At Mosman Law Offices the goal when we handle custody cases is to serve the best interests of the children. Ideally, parents will work together with that common goal in mind. At Mosman Law Offices we seek to achieve an agreement between parents addressing a parenting schedule acceptable to all parties. But sometimes an agreement is not possible, despite our best efforts. Mosman Law Offices can help you:
Understand Your Rights
Participate in Alternative Dispute Resolution
Fight in Court for What is in Your Child’s Best Interests
Every family is different, and every custody case is different. There is no formula to follow to guarantee being awarded custody. Generally, courts favor a schedule in which children spend meaningful time with each parent. How the best interests of your children are met will depend upon the facts and circumstances of your case.
Idaho Courts, in establishing custody and parenting schedules, determine what is in the “best interests of the children.” Idaho Code Section 32-717. In making that determination, judges will consider all relevant factors, which can include:
(a) The wishes of the parents;(b) The wishes of the child;
(c) The relationships of the child with each parent, and with siblings;
(d) The child’s adjustment to his or her home, school, and community;
(e) The character and circumstances of all individuals involved;
(f) The need to promote continuity and stability in the life of the child; and
(g) Domestic violence, whether or not in the presence of the child.

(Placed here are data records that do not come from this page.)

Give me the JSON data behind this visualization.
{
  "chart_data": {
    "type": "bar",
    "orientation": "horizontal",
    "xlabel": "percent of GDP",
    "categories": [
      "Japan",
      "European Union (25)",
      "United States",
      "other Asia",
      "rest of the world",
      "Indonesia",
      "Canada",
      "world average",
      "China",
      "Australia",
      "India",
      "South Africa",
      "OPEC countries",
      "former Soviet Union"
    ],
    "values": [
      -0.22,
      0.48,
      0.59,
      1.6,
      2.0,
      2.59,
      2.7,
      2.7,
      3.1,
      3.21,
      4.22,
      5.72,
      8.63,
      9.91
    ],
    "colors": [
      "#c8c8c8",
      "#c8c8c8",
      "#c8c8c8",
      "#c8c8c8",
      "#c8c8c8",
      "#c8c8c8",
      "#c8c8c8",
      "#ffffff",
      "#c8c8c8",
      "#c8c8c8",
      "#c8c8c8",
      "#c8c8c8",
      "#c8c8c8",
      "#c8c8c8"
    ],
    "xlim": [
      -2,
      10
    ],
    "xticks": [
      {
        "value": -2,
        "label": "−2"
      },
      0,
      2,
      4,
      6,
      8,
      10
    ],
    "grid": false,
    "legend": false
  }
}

See Idaho Code Section 32-717
Washington In Washington, establishing custody and schedules is known as a “parenting plan”. In any action between parents regarding the placement of children “…the best interests of the child shall be the standard by which the court determines and allocates the parties’ parental responsibilities.” RCW 26.09.002. In adhering to that standard, judges seek to:
(a) Provide for the child’s physical care;(b) Maintain the child’s emotional stability;
(c) Provide for the child’s changing needs as the child grows and matures, in a way that minimizes the need for future modifications to the permanent parenting plan;
(d) Set forth the authority and responsibilities of each parent with respect to the child;
(e) Minimize the child’s exposure to harmful parental conflict;
(f) Encourage the parents to meet their responsibilities to their minor children through agreements in the permanent parenting plan, rather than by relying on judicial intervention; and
(g) To otherwise protect the best interests of the child.
See RCW 26.09.184
In determining the residential schedule most consistent with a child’s best interests, judges will look to the following factors:
(i) The relative strength, nature, and stability of the child’s relationship with each parent;(ii) The agreements of the parties;
(iii) Each parent’s performance of parenting functions, including whether a parent has taken greater responsibility for performing parenting functions relating to the daily needs of the child;
(iv) The emotional needs and developmental level of the child;
(v) The child’s relationship with siblings and with other significant adults, as well as the child’s involvement with his or her physical surroundings, school, or other significant activities;
(vi) The wishes of the parents and the wishes of a child who is sufficiently mature to express reasoned and independent preferences as to his or her residential schedule; and
(vii) Each parent’s employment schedule, and shall make accommodations consistent with those schedules.